Given that the height of the helicopter above the ground is given by the equation h = 3.40t^3, we can substitute the value of h with zero to find the time when the mailbag reaches the ground.
0 = 3.40t^3
To solve for t, we divide both sides of the equation by 3.40:
0/3.40 = (3.40t^3)/3.40
0 = t^3
Since any number raised to the power of 3 is equal to 0 only when the number itself is 0, we can conclude that the mailbag reaches the ground when t = 0.
However, we need to consider when this occurs after 2.05 seconds, which is the time when the mailbag was released.
So, we add 2.05 seconds to the time when the mailbag reaches the ground, which is t = 0.
t = 0 + 2.05
t = 2.05 seconds
Therefore, the mailbag reaches the ground 2.05 seconds after its release.
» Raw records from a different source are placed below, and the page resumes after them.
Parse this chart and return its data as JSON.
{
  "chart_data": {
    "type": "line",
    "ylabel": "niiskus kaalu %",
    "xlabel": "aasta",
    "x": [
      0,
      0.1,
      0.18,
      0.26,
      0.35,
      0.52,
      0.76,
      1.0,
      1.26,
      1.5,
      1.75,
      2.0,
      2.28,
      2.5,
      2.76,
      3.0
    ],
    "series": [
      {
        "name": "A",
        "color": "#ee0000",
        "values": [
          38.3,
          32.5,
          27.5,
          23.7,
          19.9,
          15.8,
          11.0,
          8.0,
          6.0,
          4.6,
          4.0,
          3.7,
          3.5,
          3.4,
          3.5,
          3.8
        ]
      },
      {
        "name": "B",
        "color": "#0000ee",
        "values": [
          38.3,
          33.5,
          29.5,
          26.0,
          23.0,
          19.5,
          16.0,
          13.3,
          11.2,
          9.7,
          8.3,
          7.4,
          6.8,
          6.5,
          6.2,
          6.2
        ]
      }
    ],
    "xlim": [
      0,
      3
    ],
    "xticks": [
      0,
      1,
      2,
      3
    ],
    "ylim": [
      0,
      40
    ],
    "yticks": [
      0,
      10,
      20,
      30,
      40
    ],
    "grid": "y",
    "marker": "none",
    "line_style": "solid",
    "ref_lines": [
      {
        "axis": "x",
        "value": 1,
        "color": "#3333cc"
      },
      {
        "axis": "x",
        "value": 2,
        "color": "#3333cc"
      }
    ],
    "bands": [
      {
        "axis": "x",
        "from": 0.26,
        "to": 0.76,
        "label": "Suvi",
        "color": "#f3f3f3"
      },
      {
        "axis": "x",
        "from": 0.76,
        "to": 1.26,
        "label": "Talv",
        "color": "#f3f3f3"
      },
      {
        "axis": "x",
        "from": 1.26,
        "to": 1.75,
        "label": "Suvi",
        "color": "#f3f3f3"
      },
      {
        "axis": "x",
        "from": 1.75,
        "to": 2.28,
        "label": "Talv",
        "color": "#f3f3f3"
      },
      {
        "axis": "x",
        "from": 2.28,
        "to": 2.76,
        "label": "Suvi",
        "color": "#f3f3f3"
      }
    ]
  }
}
How high is the chopper after 2.05 s?
call it H
H = 3.4 * 2.05^3 m
Now from that height, it drops something. I assume we're not taking air resistance into account here, or the question would be much longer. I don't know how accurate the measuure your class uses for g, the acceleration due to gravity. Usually it's 9.8 m/s, but sometimes a class uses 10.
So how long does it take to hit the ground from height H?
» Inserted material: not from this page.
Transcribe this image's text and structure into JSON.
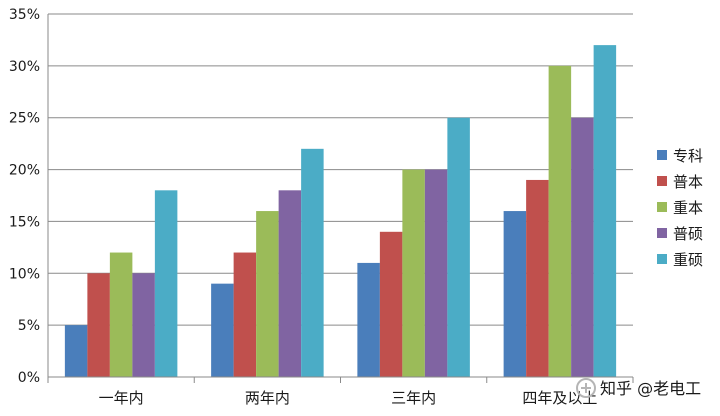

Interesting point: it depends on whether the chopper is still rising, which, according to the question, it is.
H = ut(m) + 0.5 a t(m) ^2 where u is initial velocity and a is acceleration, and t(m) is the time the mailbag is falling. In this case, a is g, and the initial velocity is opposite to the direction of acceleration, since the chopper is going up while the bag is going down.
From this, you can work out t(m), the time the mailbag is falling, if you can get u, the upward speed of the helicopter at 2.05 sec.
Is that enough?
oops...the displacement would have to be negative
therefore,
-29.3 = 42.9t + 0.5(-9.8)t^2
solving the quadratic formula:
t=-0.636s or t=9.39s
and the answer is t=9.39s
Sorry, missed your followup earlier.
I get the numbers you do, but something is funny with the question.
h = 3.40t^3
anything with a t^3 term isn't acceleration; it's jerk. Constant jerk, in fact, that would have the chopper well into outer space in 60 seconds! Sorry, I overlooked that earlier. Since it's jerk, its first derivative isn't velocity; you'd have to go to the second derivative to get velocity. Maybe the question didn't expect you to take the upward velocity of the helicopter into account. I don't know.